Will our children ever hear of the great black men and women who contributed to UCT's development? Will they know of Archie Mafeje (who was a political activist and professor of anthropology and sociology of development), AC Jordan (who was a novelist, literary historian and intellectual pioneer of African studies in South Africa), Hamilton Naki (a laboratory assistant to Christiaan Barnard), Harold Cressy (who graduated in 1910 with a Bachelor of Arts degree at the South African College, now known as UCT), Richard Rive (who graduated with a BA degree and was an outstanding writer), Professor Mahmood Mamdani and Fikile Charles Bam (who studied law at UCT in the 1960s). All these have done incredibly in their respective fields, yet they and many more have received either no recognition or insignificant [recognition] from UCT.

Transforming the signage and symbolism of the institution will enhance and enlarge the meaning of social change. Our intent is to enhance social cohesion in the transforming of learning and living spaces by employing symbolic markers of change. Signage and symbolism has a powerful impact, they have been employed by nationalists in mobilising and maintaining a national identity. It is not the particular moments but the everyday displaying of the flag that reminds people who they are and that mobilises a people at times when it is needed.

In our continued conciliation and transformation efforts, we should fashion a new song that shall take the formal procession at UCT's graduation ceremonies to their seats, instead of the current practice of singing a Latin song that has no relevance and which no students and staff identify with and find pride in. UCT along with other universities exists within a changing society – this implies that [we] should not remain rigid in [our] traditions.

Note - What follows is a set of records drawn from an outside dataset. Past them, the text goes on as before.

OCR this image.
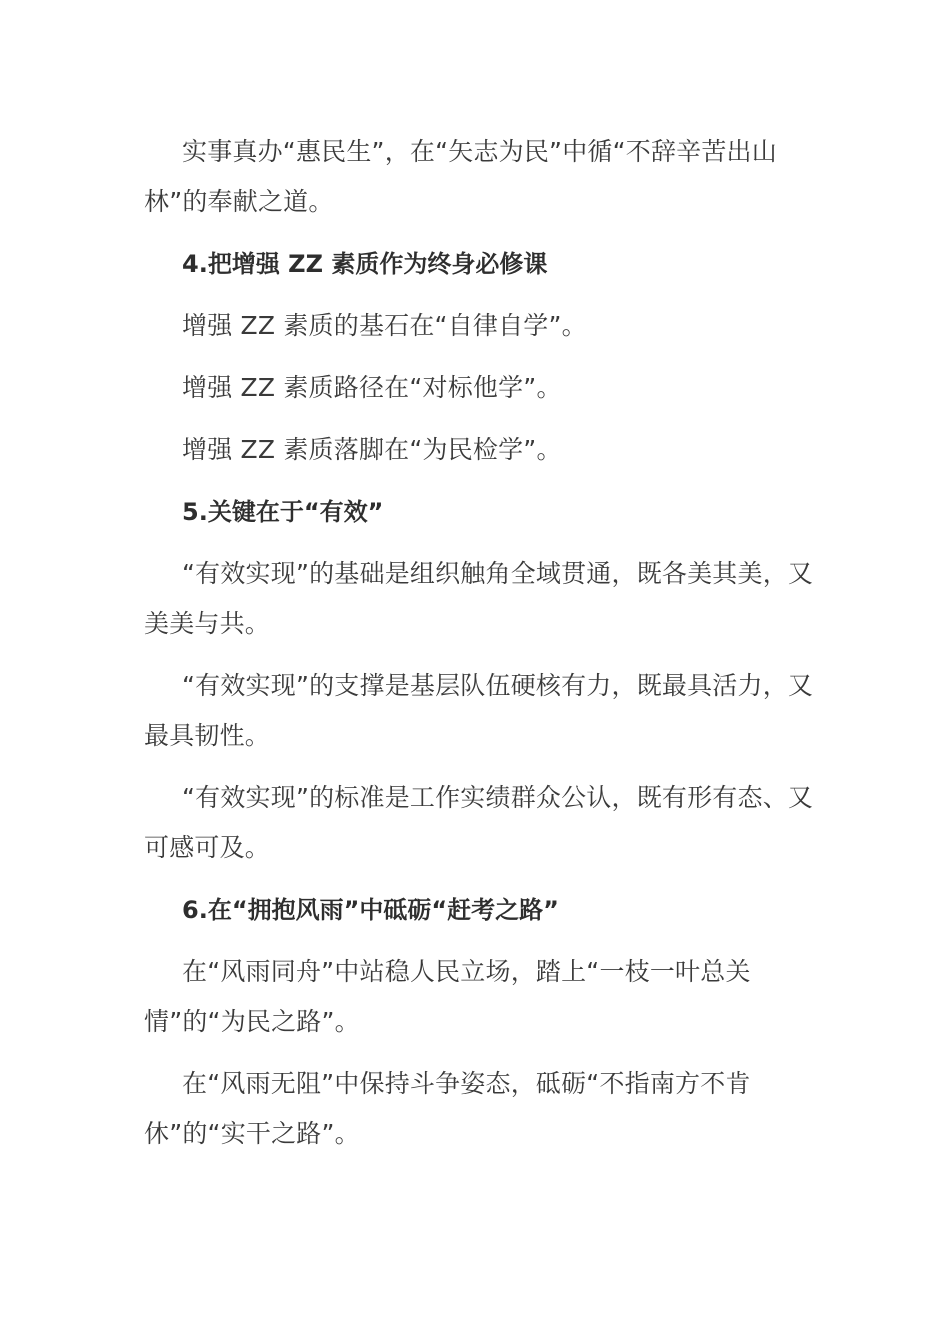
实事真办“惠民生”，在“矢志为民”中循“不辞辛苦出山林”的奉献之道。

4.把增强 ZZ 素质作为终身必修课

增强 ZZ 素质的基石在“自律自学”。

增强 ZZ 素质路径在“对标他学”。

增强 ZZ 素质落脚在“为民检学”。

5.关键在于“有效”

“有效实现”的基础是组织触角全域贯通，既各美其美，又美美与共。

“有效实现”的支撑是基层队伍硬核有力，既最具活力，又最具韧性。

“有效实现”的标准是工作实绩群众公认，既有形有态、又可感可及。

6.在“拥抱风雨”中砥砺“赶考之路”

在“风雨同舟”中站稳人民立场，踏上“一枝一叶总关情”的“为民之路”。

在“风雨无阻”中保持斗争姿态，砥砺“不指南方不肯休”的“实干之路”。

Institutions are not carved in stone and innovation occurs by instituting new practices and meanings.

In this trying time, I am reminded of the words of former President Thabo Mbeki: "Gloom and despondency have never defeated adversity. Trying times need courage and resilience. Our strength as a people is not tested during the best of times. As we said before, we should never become despondent because the weather is bad nor should we turn triumphalist because the sun shines."

Frantz Fanon said, "When we revolt, it's not for a particular culture. We revolt simply because, for many reasons, we can no longer breathe"

The winds of change are blowing within UCT. All that needs to be done from our side has set sail. Our institution should cease saying, "We have done much for transformation". Undeniably, it is our very own black brothers and sisters who we advocated to occupy these positions of leadership, thinking that they will change the system and raise issues of transformation from within, but I stand before you today in the midst of disappointment.

We have reached an impasse with the university leadership and are fatigued at asking for meaningful transformation. We have begged, growled, and pleaded with management. NO MORE!! This university cannot continue with its business as normal. It in that spirit I cannot participate in this discussion.